O resultado chama atenção principalmente quando comparado ao mesmo período de 2025, quando os negócios envolvendo empresas do setor somaram aproximadamente R$ 4 bilhões. Em apenas um ano, portanto, o volume financeiro das transações deu um salto expressivo.
Fusões e aquisições na mineração ganham força em 2026
Apesar de o número de negócios não ter crescido na mesma proporção, o tamanho das operações explica a disparada no montante movimentado.
No primeiro semestre de 2026, foram registradas 14 transações de M&A no setor mineral brasileiro.
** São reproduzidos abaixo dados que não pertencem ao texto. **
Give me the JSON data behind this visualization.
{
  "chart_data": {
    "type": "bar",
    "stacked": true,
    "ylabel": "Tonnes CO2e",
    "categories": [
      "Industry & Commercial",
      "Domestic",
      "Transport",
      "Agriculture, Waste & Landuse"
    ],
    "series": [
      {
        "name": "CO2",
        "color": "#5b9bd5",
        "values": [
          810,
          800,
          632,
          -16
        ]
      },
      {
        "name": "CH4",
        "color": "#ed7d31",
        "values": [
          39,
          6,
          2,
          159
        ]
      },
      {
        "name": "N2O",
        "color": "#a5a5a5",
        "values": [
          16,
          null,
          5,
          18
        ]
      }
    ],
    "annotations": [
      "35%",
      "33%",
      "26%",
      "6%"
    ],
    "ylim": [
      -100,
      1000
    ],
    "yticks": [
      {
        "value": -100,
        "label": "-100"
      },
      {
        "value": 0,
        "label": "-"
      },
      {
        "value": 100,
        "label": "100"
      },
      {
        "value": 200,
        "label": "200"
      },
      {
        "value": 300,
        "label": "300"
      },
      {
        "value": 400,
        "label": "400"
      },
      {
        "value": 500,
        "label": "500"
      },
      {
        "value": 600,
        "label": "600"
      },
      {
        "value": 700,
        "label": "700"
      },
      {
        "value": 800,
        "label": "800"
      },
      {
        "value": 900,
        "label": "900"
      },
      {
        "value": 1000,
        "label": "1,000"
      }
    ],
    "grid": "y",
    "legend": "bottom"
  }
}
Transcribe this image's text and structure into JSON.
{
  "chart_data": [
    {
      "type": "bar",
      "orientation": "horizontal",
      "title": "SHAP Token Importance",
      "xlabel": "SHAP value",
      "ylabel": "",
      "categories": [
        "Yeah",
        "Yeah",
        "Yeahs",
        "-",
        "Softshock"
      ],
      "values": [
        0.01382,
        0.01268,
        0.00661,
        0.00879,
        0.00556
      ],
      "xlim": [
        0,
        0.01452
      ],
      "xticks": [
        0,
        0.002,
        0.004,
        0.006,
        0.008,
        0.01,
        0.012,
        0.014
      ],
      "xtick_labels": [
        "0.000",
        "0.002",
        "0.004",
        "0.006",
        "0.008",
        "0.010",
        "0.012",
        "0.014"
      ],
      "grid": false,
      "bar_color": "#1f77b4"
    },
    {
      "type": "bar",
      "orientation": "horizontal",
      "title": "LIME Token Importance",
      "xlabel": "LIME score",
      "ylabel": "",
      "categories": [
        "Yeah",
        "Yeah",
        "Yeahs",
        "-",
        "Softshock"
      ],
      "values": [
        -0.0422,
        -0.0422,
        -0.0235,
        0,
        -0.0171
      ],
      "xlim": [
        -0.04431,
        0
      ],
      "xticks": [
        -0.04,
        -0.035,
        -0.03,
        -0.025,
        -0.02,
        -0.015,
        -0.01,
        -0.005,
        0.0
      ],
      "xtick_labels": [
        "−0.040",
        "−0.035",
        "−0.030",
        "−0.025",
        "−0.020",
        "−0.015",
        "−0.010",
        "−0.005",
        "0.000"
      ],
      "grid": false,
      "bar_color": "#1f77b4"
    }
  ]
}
No mesmo intervalo do ano anterior, foram nove operações.
A diferença de cinco negócios mostra que o avanço financeiro não veio simplesmente de uma quantidade muito maior de acordos. O principal fator foi a realização de operações de maior porte, capazes de elevar significativamente o valor total movimentado.
Grandes negócios mudam o cenário do setor mineral
Os dados da KPMG apontam para um mercado mais aquecido e com maior circulação de capital entre empresas de mineração no país. O contraste entre os dois primeiros semestres também evidencia como algumas transações de grande escala podem alterar rapidamente o desempenho financeiro do segmento.
O salto de cerca de R$ 4 bilhões para mais de R$ 47 bilhões em um ano coloca as operações de fusões e aquisições entre os movimentos que merecem atenção no setor mineral brasileiro ao longo de 2026.